4.3.4.4 Counting Occurrences

4.3.4.4  Counting Occurrences

 We have seen that ? counts zero or one occurrence of a character or a parenthesized subpattern. * and + do not count, but simply say zero or more, and one or more, respectively. It is possible to do an exact count when we perform pattern matching. For example, when we write

 

/Bob{2}/

 

we are looking for exactly two lower-case b’s at the end of the pattern. Therefore, this pattern matches a string containing Bobby and Bobbit, but does not match Bolivar or Bobster.

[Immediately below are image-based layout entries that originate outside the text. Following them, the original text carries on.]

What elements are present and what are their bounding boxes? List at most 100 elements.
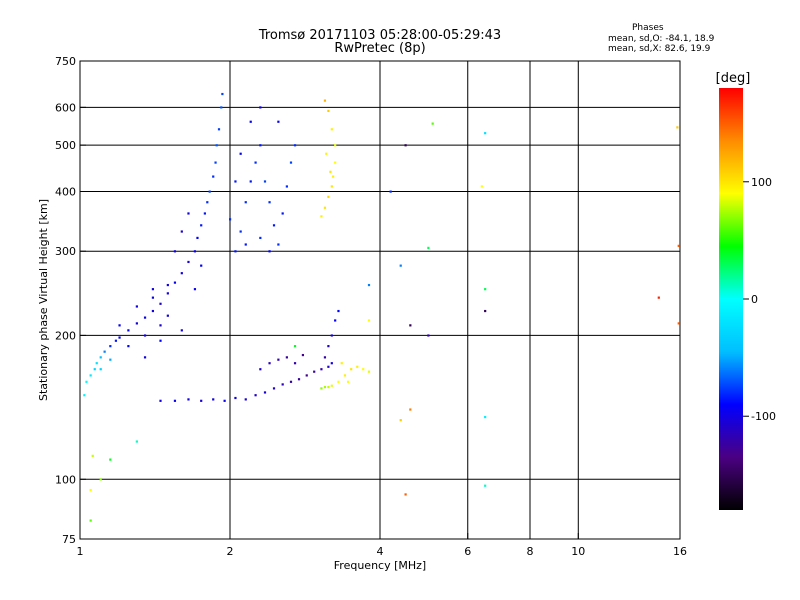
y-tick-label: 400 [55, 185, 76, 198]
data-point [118, 324, 121, 327]
data-point [135, 322, 138, 325]
data-point [356, 365, 359, 368]
data-point [223, 399, 226, 402]
data-point [676, 126, 679, 129]
data-point [200, 224, 203, 227]
data-point [212, 175, 215, 178]
data-point [206, 201, 209, 204]
data-point [327, 195, 330, 198]
data-point [323, 385, 327, 389]
data-point [289, 161, 293, 164]
data-point [362, 368, 365, 371]
data-point [173, 399, 177, 402]
data-point [200, 264, 203, 267]
data-point [91, 454, 94, 457]
data-point [151, 288, 155, 291]
data-point [389, 190, 392, 193]
data-point [217, 128, 221, 131]
data-point [220, 106, 223, 109]
y-tick-label: 600 [55, 101, 76, 114]
data-point [187, 260, 190, 264]
data-point [214, 161, 217, 164]
data-point [334, 161, 337, 164]
data-point [327, 109, 330, 113]
data-point [143, 356, 147, 359]
data-point [166, 283, 169, 287]
data-point [334, 144, 337, 147]
data-point [259, 368, 262, 371]
data-point [259, 106, 262, 109]
data-point [277, 358, 280, 361]
data-point [484, 132, 487, 135]
data-point [89, 374, 92, 377]
data-point [143, 334, 147, 337]
data-point [193, 250, 197, 253]
data-point [263, 180, 267, 183]
data-point [159, 399, 162, 402]
data-point [323, 356, 327, 359]
data-point [268, 201, 271, 204]
data-point [83, 394, 86, 397]
x-tick-label: 4 [377, 545, 384, 558]
data-point [293, 345, 297, 348]
data-point [143, 316, 147, 319]
data-point [99, 478, 102, 481]
data-point [187, 398, 190, 401]
data-point [208, 190, 211, 193]
data-point [427, 246, 430, 249]
data-point [330, 185, 333, 188]
data-point [180, 329, 183, 332]
data-point [234, 180, 237, 183]
data-point [301, 353, 305, 357]
data-point [173, 281, 177, 284]
data-point [249, 120, 252, 123]
data-point [677, 322, 680, 325]
phase-stats-o: mean, sd,O: -84.1, 18.9 [608, 34, 715, 44]
x-tick-label: 8 [527, 545, 534, 558]
data-point [330, 128, 333, 131]
data-point [337, 380, 340, 383]
data-point [268, 250, 271, 253]
data-point [320, 368, 323, 371]
data-point [180, 230, 183, 233]
y-tick-label: 100 [55, 473, 76, 486]
data-point [109, 358, 112, 361]
data-point [244, 398, 247, 401]
data-point [254, 161, 257, 164]
data-point [234, 250, 237, 253]
data-point [89, 488, 92, 492]
data-point [203, 212, 206, 215]
data-point [484, 415, 487, 419]
data-point [151, 296, 155, 299]
colorbar-tick-label: 0 [751, 293, 758, 306]
x-tick-label: 2 [227, 545, 234, 558]
data-point [234, 396, 237, 400]
data-point [289, 380, 293, 383]
data-point [409, 408, 412, 411]
data-point [159, 339, 162, 342]
data-point [277, 120, 280, 123]
data-point [285, 356, 288, 359]
data-point [367, 283, 371, 287]
data-point [187, 212, 190, 215]
data-point [114, 339, 118, 342]
data-point [135, 440, 138, 443]
data-point [118, 336, 121, 339]
data-point [320, 387, 323, 390]
data-point [103, 350, 106, 353]
data-point [259, 236, 262, 240]
data-point [193, 288, 197, 291]
data-point [325, 152, 328, 155]
data-point [159, 302, 162, 305]
data-point [173, 250, 177, 253]
data-point [399, 419, 402, 422]
data-point [327, 385, 330, 389]
data-point [127, 345, 130, 348]
y-tick-label: 750 [55, 55, 76, 68]
data-point [297, 378, 301, 381]
data-point [239, 152, 242, 155]
data-point [99, 368, 102, 371]
y-tick-label: 75 [62, 533, 76, 546]
colorbar-tick-label: 100 [751, 176, 772, 189]
data-point [93, 368, 96, 371]
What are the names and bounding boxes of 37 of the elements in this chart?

We can change the last program we presented so that we use a count of two when we are looking for the last two digits of a citation index. In the last program we wrote \d\d toward the end of the pattern. This time, we write \d{2} instead. That is the only difference between the last program and the current one.

 Program 4.10

#!/usr/bin/perl

while (<>){
    if (/\\cite{[A-Z][a-zA-Z]*(19)?\d{2}}/){
         print $_;
    }
}

Instead of specifying an exact count, we can specify a range as seen below.

 

/b{2,4}/

/b{2,}/

/b{0,5}/

 

In the first case, we are looking for between two and four b’s, in the second case two or more b’s, and in the third case between zero and five b’s. We must put 0 as the lower limit if we want to say zero or more. Therefore,

 

/b*/

/b+/

/b?/

 

are exactly the same as

 

/b{0,}/

/b{1,}/

/b{0,1}/

 

respectively. However, for these three special cases, most people prefer to use *, + and ? as multipliers because of tradition as well as brevity.